Sekretaris Jenderal PBB Antonio Guterres menilai langkah AS tersebut berbahaya dalam hubungan internasional.
"Sekjen terus menekankan pentingnya penghormatan penuh oleh semua pihak terhadap hukum internasional, termasuk Piagam PBB. Beliau sangat prihatin bahwa aturan hukum internasional belum dihormati," ujar juru bicara Sekjen PBB, Stephane Dujarric dikutip dari
Reuters, Minggu, 4 Januari 2026.
Rapat Dewan Keamanan yang beranggotakan 15 negara itu diminta oleh Kolombia dengan dukungan Rusia dan China. Ini akan menjadi pertemuan ketiga Dewan Keamanan terkait krisis Venezuela, setelah sebelumnya digelar pada Oktober dan Desember 2025.

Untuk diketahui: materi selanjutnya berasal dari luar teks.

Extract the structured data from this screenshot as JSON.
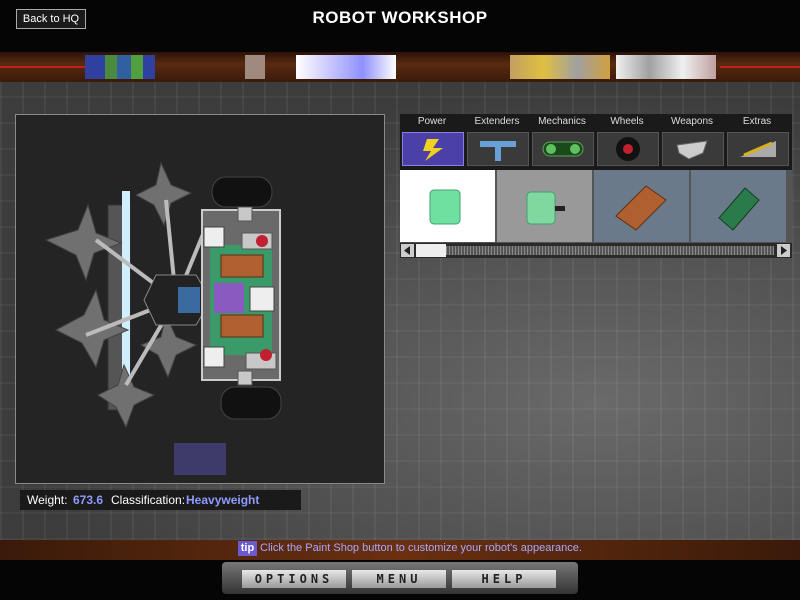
{
  "header": {
    "back_label": "Back to HQ",
    "title": "ROBOT WORKSHOP"
  },
  "tabs": [
    {
      "label": "Power",
      "icon": "lightning-bolt-icon",
      "active": true
    },
    {
      "label": "Extenders",
      "icon": "t-extender-icon",
      "active": false
    },
    {
      "label": "Mechanics",
      "icon": "belt-pulley-icon",
      "active": false
    },
    {
      "label": "Wheels",
      "icon": "wheel-icon",
      "active": false
    },
    {
      "label": "Weapons",
      "icon": "blade-icon",
      "active": false
    },
    {
      "label": "Extras",
      "icon": "wedge-icon",
      "active": false
    }
  ],
  "parts": [
    {
      "name": "green-battery-icon",
      "selected": true
    },
    {
      "name": "green-battery-with-plug-icon",
      "selected": false
    },
    {
      "name": "orange-circuit-board-icon",
      "selected": false
    },
    {
      "name": "green-circuit-board-icon",
      "selected": false
    }
  ],
  "stats": {
    "weight_label": "Weight:",
    "weight_value": "673.6",
    "class_label": "Classification:",
    "class_value": "Heavyweight"
  },
  "tip": {
    "badge": "tip",
    "text": "Click the Paint Shop button to customize your robot's appearance."
  },
  "nav": {
    "options": "OPTIONS",
    "menu": "MENU",
    "help": "HELP"
  },
  "colors": {
    "accent": "#4a40a8",
    "value_text": "#8f9cff",
    "tip_text": "#a8a8ff"
  }
}
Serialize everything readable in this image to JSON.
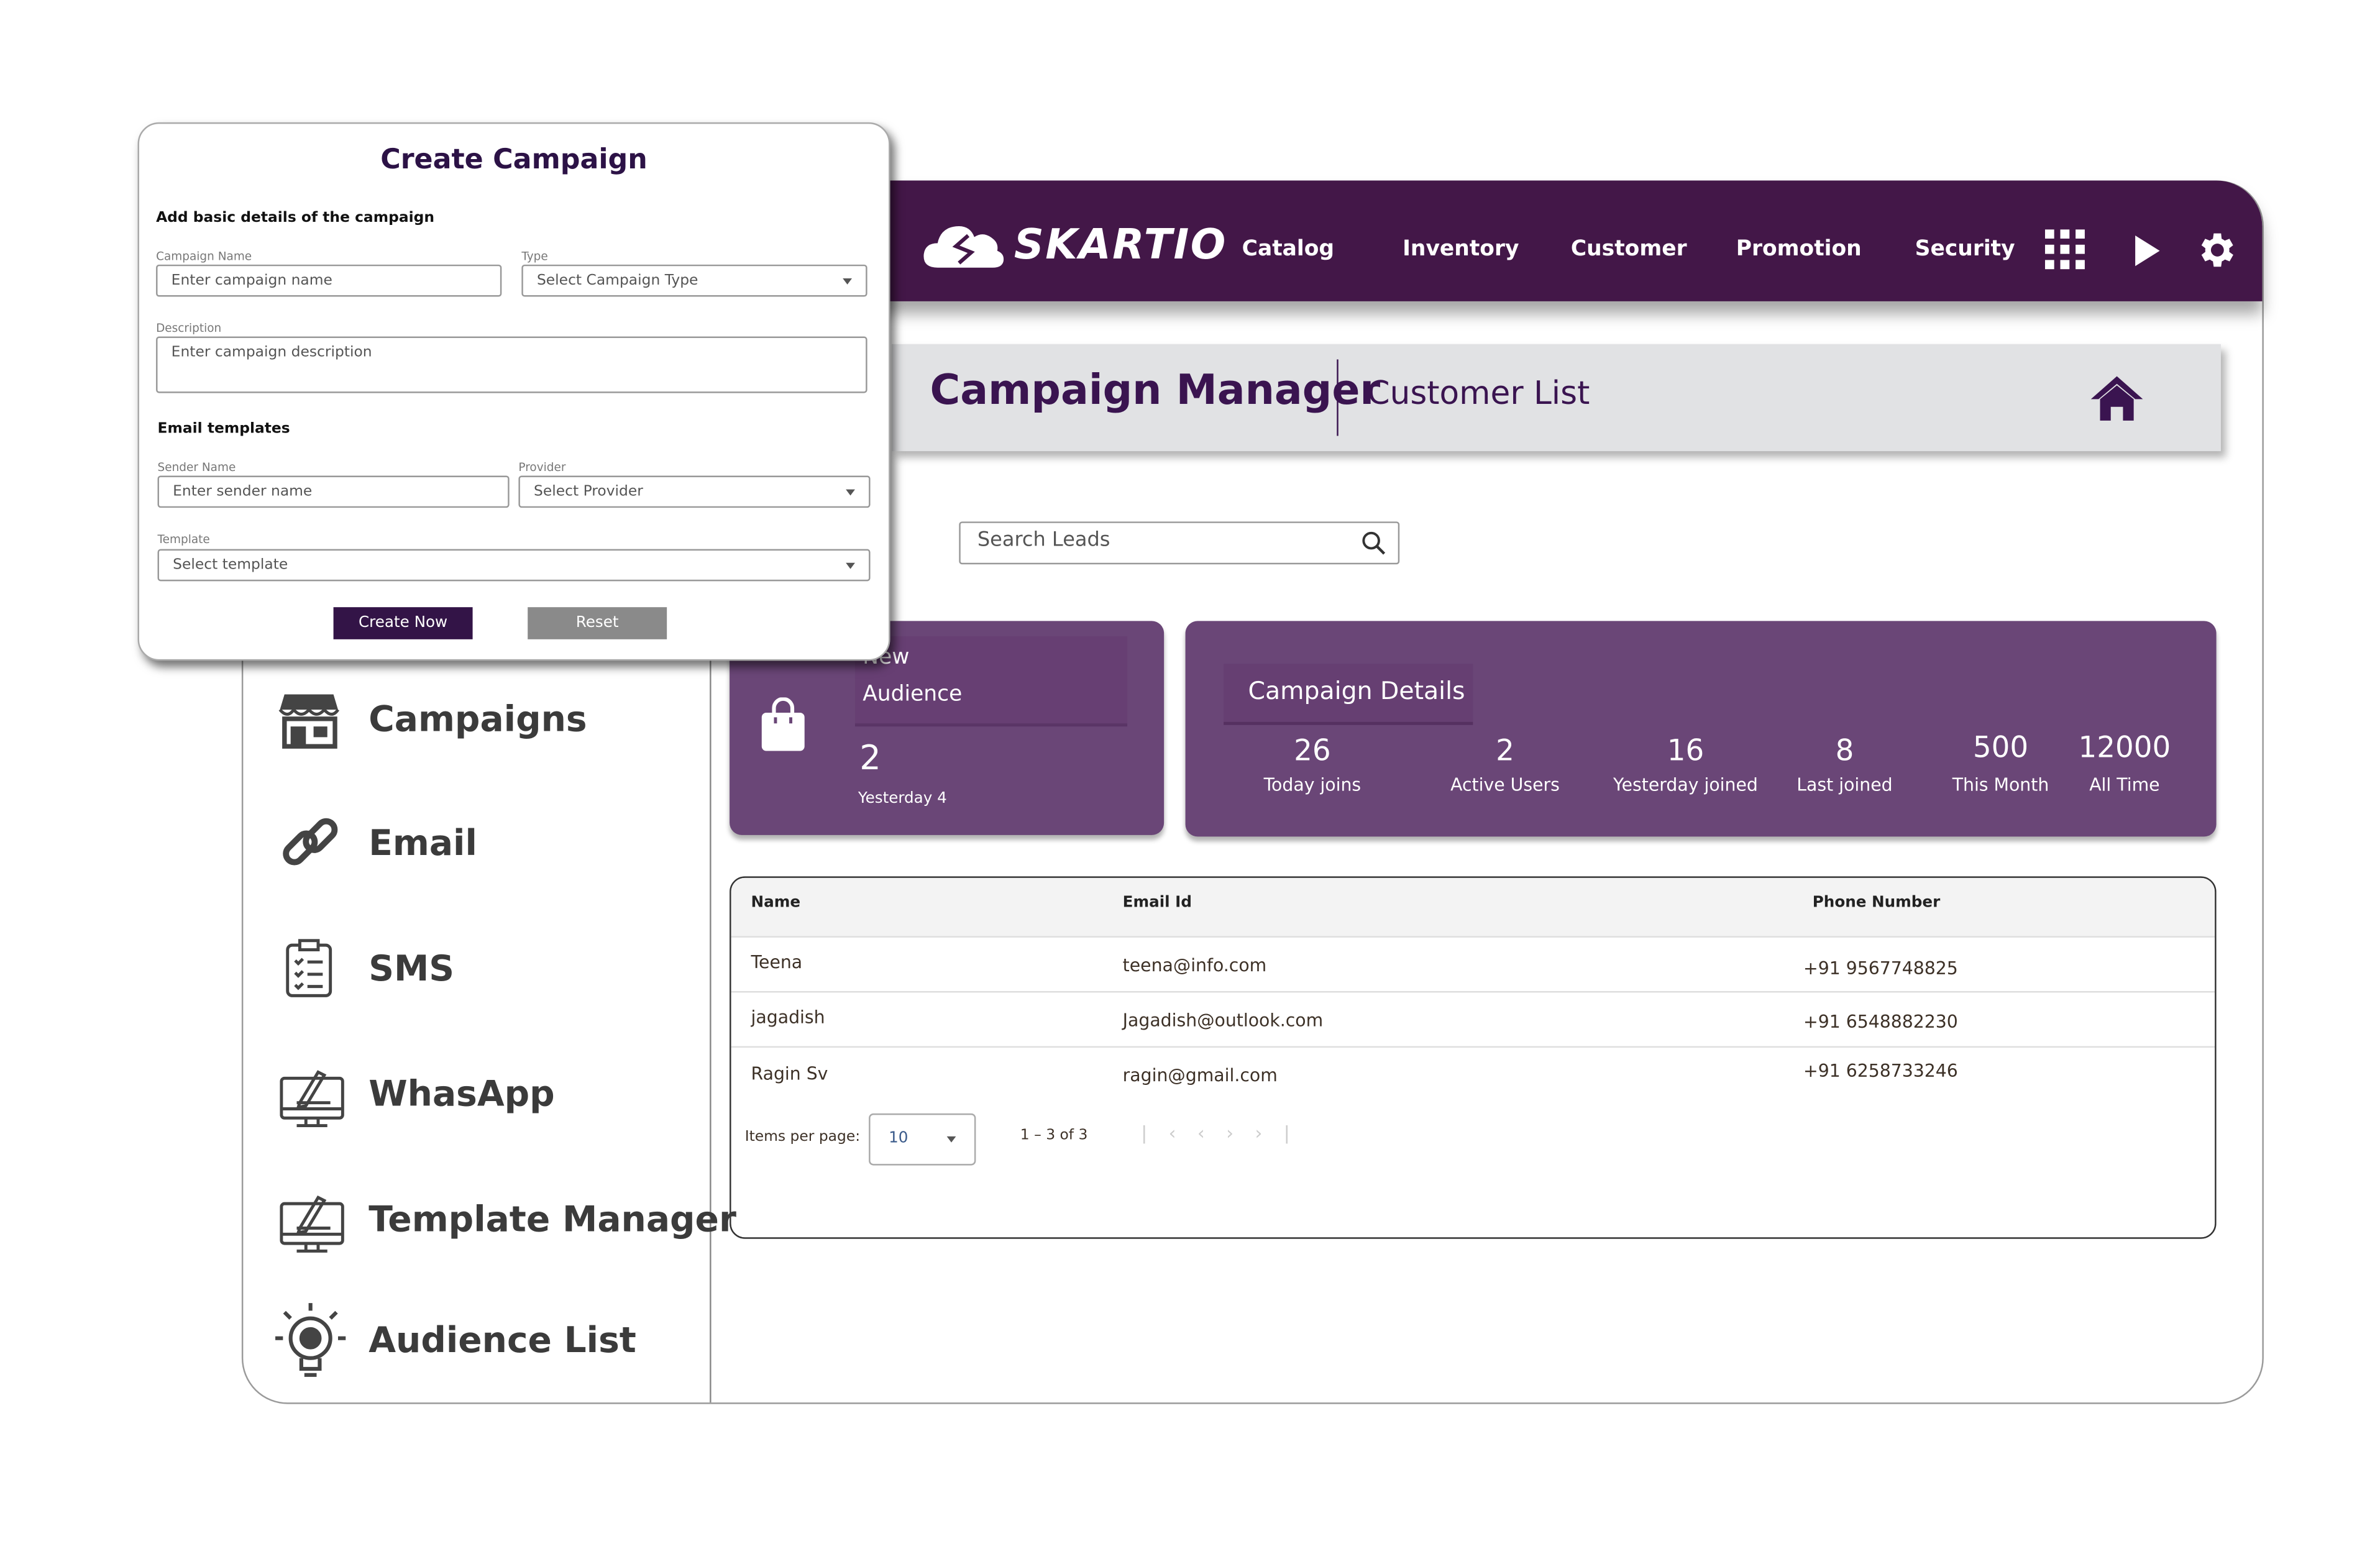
{
  "brand": {
    "name": "SKARTIO",
    "color": "#431748"
  },
  "nav": {
    "items": [
      "Catalog",
      "Inventory",
      "Customer",
      "Promotion",
      "Security"
    ],
    "icons": [
      "apps-grid-icon",
      "play-icon",
      "gear-icon"
    ]
  },
  "header": {
    "title": "Campaign Manager",
    "subtitle": "Customer List"
  },
  "search": {
    "placeholder": "Search Leads"
  },
  "audience_card": {
    "title_line1": "New",
    "title_line2": "Audience",
    "value": "2",
    "sub": "Yesterday 4"
  },
  "campaign_details": {
    "title": "Campaign Details",
    "stats": [
      {
        "value": "26",
        "label": "Today joins"
      },
      {
        "value": "2",
        "label": "Active Users"
      },
      {
        "value": "16",
        "label": "Yesterday joined"
      },
      {
        "value": "8",
        "label": "Last joined"
      },
      {
        "value": "500",
        "label": "This Month"
      },
      {
        "value": "12000",
        "label": "All Time"
      }
    ]
  },
  "table": {
    "columns": [
      "Name",
      "Email Id",
      "Phone Number"
    ],
    "rows": [
      {
        "name": "Teena",
        "email": "teena@info.com",
        "phone": "+91 9567748825"
      },
      {
        "name": "jagadish",
        "email": "Jagadish@outlook.com",
        "phone": "+91 6548882230"
      },
      {
        "name": "Ragin Sv",
        "email": "ragin@gmail.com",
        "phone": "+91 6258733246"
      }
    ],
    "items_per_page_label": "Items per page:",
    "items_per_page": "10",
    "range": "1 – 3 of 3"
  },
  "sidebar": {
    "items": [
      {
        "label": "Campaigns",
        "icon": "store-icon"
      },
      {
        "label": "Email",
        "icon": "link-icon"
      },
      {
        "label": "SMS",
        "icon": "clipboard-list-icon"
      },
      {
        "label": "WhasApp",
        "icon": "monitor-edit-icon"
      },
      {
        "label": "Template Manager",
        "icon": "monitor-edit-icon"
      },
      {
        "label": "Audience List",
        "icon": "lightbulb-gear-icon"
      }
    ]
  },
  "modal": {
    "title": "Create Campaign",
    "section1": "Add basic details of the campaign",
    "campaign_name_label": "Campaign Name",
    "campaign_name_placeholder": "Enter campaign name",
    "type_label": "Type",
    "type_placeholder": "Select Campaign Type",
    "description_label": "Description",
    "description_placeholder": "Enter campaign description",
    "section2": "Email templates",
    "sender_label": "Sender Name",
    "sender_placeholder": "Enter sender name",
    "provider_label": "Provider",
    "provider_placeholder": "Select Provider",
    "template_label": "Template",
    "template_placeholder": "Select template",
    "create_label": "Create Now",
    "reset_label": "Reset"
  },
  "colors": {
    "primary": "#431748",
    "card": "#6a4677",
    "button_primary": "#331447",
    "button_reset": "#8a8a8a"
  }
}
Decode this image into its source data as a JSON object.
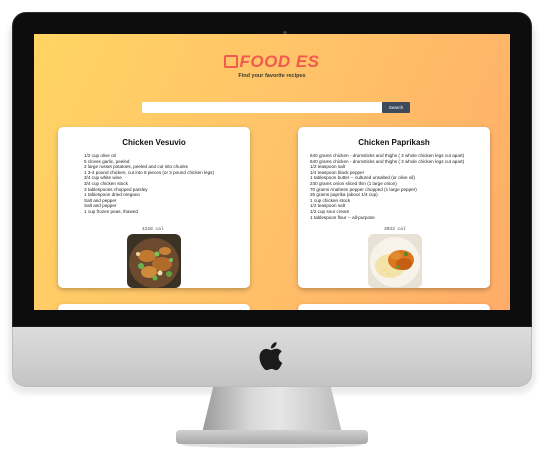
{
  "app": {
    "logo_text": "FOOD ES",
    "tagline": "Find your favorite recipes"
  },
  "search": {
    "placeholder": "",
    "value": "",
    "button_label": "Search"
  },
  "recipes": [
    {
      "title": "Chicken Vesuvio",
      "ingredients": [
        "1/2 cup olive oil",
        "5 cloves garlic, peeled",
        "2 large russet potatoes, peeled and cut into chunks",
        "1 3-4 pound chicken, cut into 8 pieces (or 3 pound chicken legs)",
        "3/4 cup white wine",
        "3/4 cup chicken stock",
        "3 tablespoons chopped parsley",
        "1 tablespoon dried oregano",
        "Salt and pepper",
        "Salt and pepper",
        "1 cup frozen peas, thawed"
      ],
      "calories": "4228 cal"
    },
    {
      "title": "Chicken Paprikash",
      "ingredients": [
        "640 grams chicken - drumsticks and thighs ( 3 whole chicken legs cut apart)",
        "640 grams chicken - drumsticks and thighs ( 3 whole chicken legs cut apart)",
        "1/2 teaspoon salt",
        "1/4 teaspoon black pepper",
        "1 tablespoon butter -- cultured unsalted (or olive oil)",
        "240 grams onion sliced thin (1 large onion)",
        "70 grams Anaheim pepper chopped (1 large pepper)",
        "25 grams paprika (about 1/4 cup)",
        "1 cup chicken stock",
        "1/2 teaspoon salt",
        "1/2 cup sour cream",
        "1 tablespoon flour -- all-purpose"
      ],
      "calories": "3033 cal"
    }
  ],
  "colors": {
    "gradient_start": "#ffd463",
    "gradient_end": "#ffac68",
    "logo": "#f05a4f",
    "button": "#3d4a5c"
  },
  "icons": {
    "device_logo": "apple-icon"
  }
}
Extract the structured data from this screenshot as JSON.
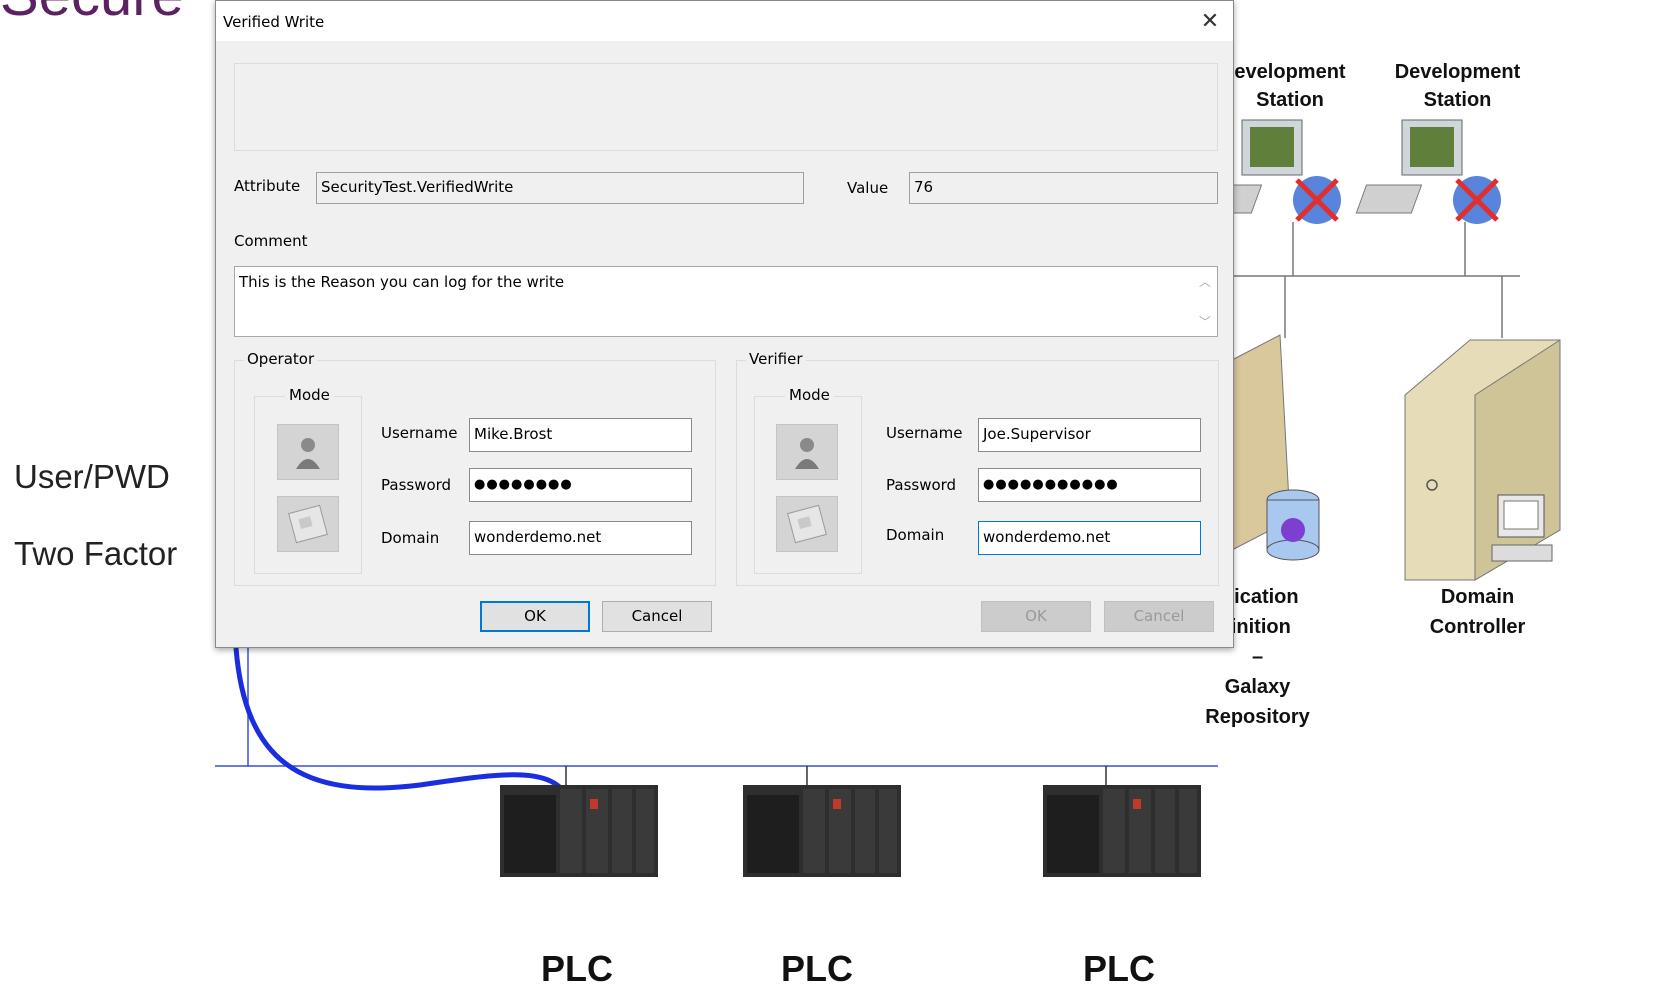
{
  "slide": {
    "title_fragment": "Secure",
    "side_labels": [
      "User/PWD",
      "Two Factor"
    ],
    "workstations": [
      {
        "line1": "evelopment",
        "line2": "Station"
      },
      {
        "line1": "Development",
        "line2": "Station"
      }
    ],
    "servers": [
      {
        "lines": [
          "plication",
          "finition",
          "–",
          "Galaxy",
          "Repository"
        ]
      },
      {
        "lines": [
          "Domain",
          "Controller"
        ]
      }
    ],
    "plc_labels": [
      "PLC",
      "PLC",
      "PLC"
    ],
    "colors": {
      "title": "#5c2163",
      "network_line": "#3a4fd6",
      "arrow": "#1a2ee0"
    }
  },
  "dialog": {
    "title": "Verified Write",
    "close_icon": "close-icon",
    "attribute_label": "Attribute",
    "attribute_value": "SecurityTest.VerifiedWrite",
    "value_label": "Value",
    "value_value": "76",
    "comment_label": "Comment",
    "comment_value": "This is the Reason you can log for the write",
    "operator": {
      "group_label": "Operator",
      "mode_label": "Mode",
      "username_label": "Username",
      "username_value": "Mike.Brost",
      "password_label": "Password",
      "password_value": "●●●●●●●●",
      "domain_label": "Domain",
      "domain_value": "wonderdemo.net",
      "ok_label": "OK",
      "cancel_label": "Cancel"
    },
    "verifier": {
      "group_label": "Verifier",
      "mode_label": "Mode",
      "username_label": "Username",
      "username_value": "Joe.Supervisor",
      "password_label": "Password",
      "password_value": "●●●●●●●●●●●",
      "domain_label": "Domain",
      "domain_value": "wonderdemo.net",
      "ok_label": "OK",
      "cancel_label": "Cancel"
    }
  }
}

Dari pihak Venezuela, tudingan lebih keras disampaikan Duta Besar Venezuela untuk PBB, Samuel Moncada. Ia menyebut tindakan AS sebagai perang kolonial terselubung.
"Ini adalah perang kolonial yang bertujuan untuk menghancurkan bentuk pemerintahan republik kami yang dipilih secara bebas oleh rakyat dan untuk memaksakan pemerintahan boneka yang memungkinkan penjarahan sumber daya alam, termasuk cadangan minyak terbesar di dunia," tulis Moncada.
Sementara itu, Presiden Amerika Serikat Donald Trump menyatakan akan mengambil alih kendali Venezuela untuk sementara waktu. Pemerintah AS membela langkah militernya dengan menyebut operasi itu bukan upaya pergantian rezim, melainkan penegakan keadilan.